Would I have a fund raiser for Sheriff Bob’s police department if the money ran out?  Would Sweetie bake cookies for it?  No.  I’d camp out in Sacramento or the Ventura Government Center until they paid attention.  I’d oust my elected representative.  I’d vote.  I’d pay taxes.

Quiet, you say.  They’ll hear you.  They’ll raise our taxes.  The scoundrels that we put in office.  The ones who are supposed to make our community better.  The nerve.

And that’s why I don’t want to give money to the Wright Library.  And that’s why I don’t want to subsidize the basic services of schools through auctions, tea parties and private solicitations.  I want the Government to do its job.  I want there to be such an uproar in the community that we will actually force our elected representatives to raise our taxes.  To pay for things that benefit the entire community,  just like my folks did.

Sure, my dad complained about taxes.  And so do I.  It’s the American way.  But so is responsibility.



5 Responses to “No representation without taxation”

  1. 1 Leo June 24, 2009 at 2:07 pm

    Thought provoking….as always.
    Thank you Fredila.


  2. 2 Harry Levin June 24, 2009 at 2:13 pm

    Fred, Well said, I totally agree. Our elected officials aren’t doing their job. Our government is supposed to provide for essential service. Those services are provided by taxes. If increases are required -so be it. Over site is also a function of our lawmakers to make sure that those tax dollars are wisely spent.


  3. 3 Nancy June 24, 2009 at 2:44 pm

    I heard a story on NPR this morning that one of the things that is getting the ax in the State budget is the Poison Control Center. You know, the one you call when your kid injests Grandma’s medicine. They are open 24/7 and take over 1000 calls a week. In over 90% of those calls, they advise the caller that they don’t need to go to the hospital.

    Now imagine if half, or even 25% of those people who would now call instead decide to take Suzy to the ER because of what she swallowed. I think we can safely assume that the cost for ER services will be much higher than the cost of the call center. Not to mention adding to the crowding issue. But the state says we can’t afford it so . . . (just one of many of the same type of preventative program examples up for cutting).

    And to make it worse, other states are looking at what we are going to do and contemplating shutting down their own Poison Control Centers. Nice to know that California makes the national news and is a trendsetter for this kind of forward-thinking initiative.


  4. 4 Jon June 24, 2009 at 3:12 pm

    Again, you allow a kernal of truth to rise through the chaff of rhetoric and hyperbole.
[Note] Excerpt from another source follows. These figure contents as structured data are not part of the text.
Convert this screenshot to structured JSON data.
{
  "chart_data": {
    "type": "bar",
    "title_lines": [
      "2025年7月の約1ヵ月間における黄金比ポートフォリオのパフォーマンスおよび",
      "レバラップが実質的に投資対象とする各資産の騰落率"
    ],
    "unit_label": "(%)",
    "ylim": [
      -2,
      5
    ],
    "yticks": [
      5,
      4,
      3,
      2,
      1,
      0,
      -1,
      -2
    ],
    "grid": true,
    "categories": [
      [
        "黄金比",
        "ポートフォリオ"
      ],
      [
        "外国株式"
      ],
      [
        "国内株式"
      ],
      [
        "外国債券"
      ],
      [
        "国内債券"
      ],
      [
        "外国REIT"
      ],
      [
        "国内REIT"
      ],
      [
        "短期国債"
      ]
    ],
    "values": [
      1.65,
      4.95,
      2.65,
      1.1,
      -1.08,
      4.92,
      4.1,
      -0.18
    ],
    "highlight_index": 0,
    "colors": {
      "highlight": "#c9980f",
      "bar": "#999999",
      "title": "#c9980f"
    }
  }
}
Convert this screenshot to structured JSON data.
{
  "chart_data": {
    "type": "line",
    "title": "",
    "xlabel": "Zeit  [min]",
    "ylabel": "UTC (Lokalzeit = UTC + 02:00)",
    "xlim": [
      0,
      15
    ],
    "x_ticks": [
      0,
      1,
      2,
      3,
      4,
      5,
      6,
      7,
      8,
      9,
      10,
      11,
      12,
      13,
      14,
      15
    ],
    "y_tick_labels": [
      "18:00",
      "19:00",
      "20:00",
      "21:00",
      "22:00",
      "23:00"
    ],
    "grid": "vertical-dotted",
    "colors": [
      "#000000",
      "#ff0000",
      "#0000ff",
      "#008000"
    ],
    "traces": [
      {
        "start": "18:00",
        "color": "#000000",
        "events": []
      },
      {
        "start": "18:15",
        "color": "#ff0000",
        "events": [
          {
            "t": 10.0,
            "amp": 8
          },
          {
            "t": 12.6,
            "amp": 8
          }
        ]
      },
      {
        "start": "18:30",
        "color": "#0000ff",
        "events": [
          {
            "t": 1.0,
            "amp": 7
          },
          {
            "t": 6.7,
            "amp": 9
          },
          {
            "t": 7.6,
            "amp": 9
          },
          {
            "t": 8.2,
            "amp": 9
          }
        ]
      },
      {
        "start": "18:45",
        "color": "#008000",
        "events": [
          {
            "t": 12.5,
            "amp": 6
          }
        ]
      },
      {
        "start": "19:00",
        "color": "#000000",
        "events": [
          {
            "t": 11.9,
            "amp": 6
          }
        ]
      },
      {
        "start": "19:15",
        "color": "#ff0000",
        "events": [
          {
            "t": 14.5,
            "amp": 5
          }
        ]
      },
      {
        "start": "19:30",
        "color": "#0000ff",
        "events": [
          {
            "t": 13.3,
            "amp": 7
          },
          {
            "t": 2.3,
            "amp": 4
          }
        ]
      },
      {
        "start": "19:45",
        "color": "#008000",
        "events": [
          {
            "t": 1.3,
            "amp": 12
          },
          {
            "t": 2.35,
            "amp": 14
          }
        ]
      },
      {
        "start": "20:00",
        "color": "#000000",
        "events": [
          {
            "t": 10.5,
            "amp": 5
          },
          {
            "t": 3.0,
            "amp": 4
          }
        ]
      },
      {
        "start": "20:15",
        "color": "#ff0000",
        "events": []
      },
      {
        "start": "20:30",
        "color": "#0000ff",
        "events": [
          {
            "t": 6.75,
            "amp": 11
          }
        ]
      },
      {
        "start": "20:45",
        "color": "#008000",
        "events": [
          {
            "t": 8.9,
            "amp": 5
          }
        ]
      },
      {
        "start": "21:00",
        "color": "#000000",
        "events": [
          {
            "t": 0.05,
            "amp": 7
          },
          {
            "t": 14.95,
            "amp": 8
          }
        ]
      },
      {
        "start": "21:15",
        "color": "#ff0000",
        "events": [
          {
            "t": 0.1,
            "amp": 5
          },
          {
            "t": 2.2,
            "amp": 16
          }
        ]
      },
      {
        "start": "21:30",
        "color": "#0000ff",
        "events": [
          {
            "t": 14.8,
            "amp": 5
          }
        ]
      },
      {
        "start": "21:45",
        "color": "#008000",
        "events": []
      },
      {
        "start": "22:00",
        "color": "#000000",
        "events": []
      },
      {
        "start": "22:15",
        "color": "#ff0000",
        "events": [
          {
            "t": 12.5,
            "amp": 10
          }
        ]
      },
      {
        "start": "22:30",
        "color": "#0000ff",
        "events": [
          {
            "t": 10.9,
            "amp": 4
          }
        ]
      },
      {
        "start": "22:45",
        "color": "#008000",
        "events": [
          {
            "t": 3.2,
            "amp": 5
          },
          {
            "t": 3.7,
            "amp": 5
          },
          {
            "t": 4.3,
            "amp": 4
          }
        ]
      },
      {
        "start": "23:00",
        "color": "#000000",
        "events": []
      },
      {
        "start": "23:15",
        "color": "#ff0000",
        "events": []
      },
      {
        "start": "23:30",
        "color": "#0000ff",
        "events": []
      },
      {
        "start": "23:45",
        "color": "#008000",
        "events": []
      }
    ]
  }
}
  5. 5 Dick and Toni July 1, 2009 at 9:56 am

    Dear Fred:
    I could not agree more with what you wrote. Nevertheless, a library is the collective inherited wisdom of the folks whose community supports it. To see one closing is a real tragedy even if it is used by relatively few. I suspect that poison control is used by relatively few also, but few would argue that it is a good idea to get rid of it..( a few notable exceptions exist I admit, but they are not unexpected).
    The closing of a library takes a resource away from everyone in the community, but there are some who have no alternative means to obtain information and it is these who are disproportionatly hurt by such closings.
    That said, the question of support of libraries outside of represents a difficult issue. My view is that the folks who have contributed to our library do so because we want a local library…for whatever reason. I would expect that our contributions would be used to that end…particularly in these times where few folks are so well fixed that their future ability to make charitable contributions is a forgone conclusion.

    We would naturally deplore the closing of any library but the government we have elected has got to do their part to prevent these things.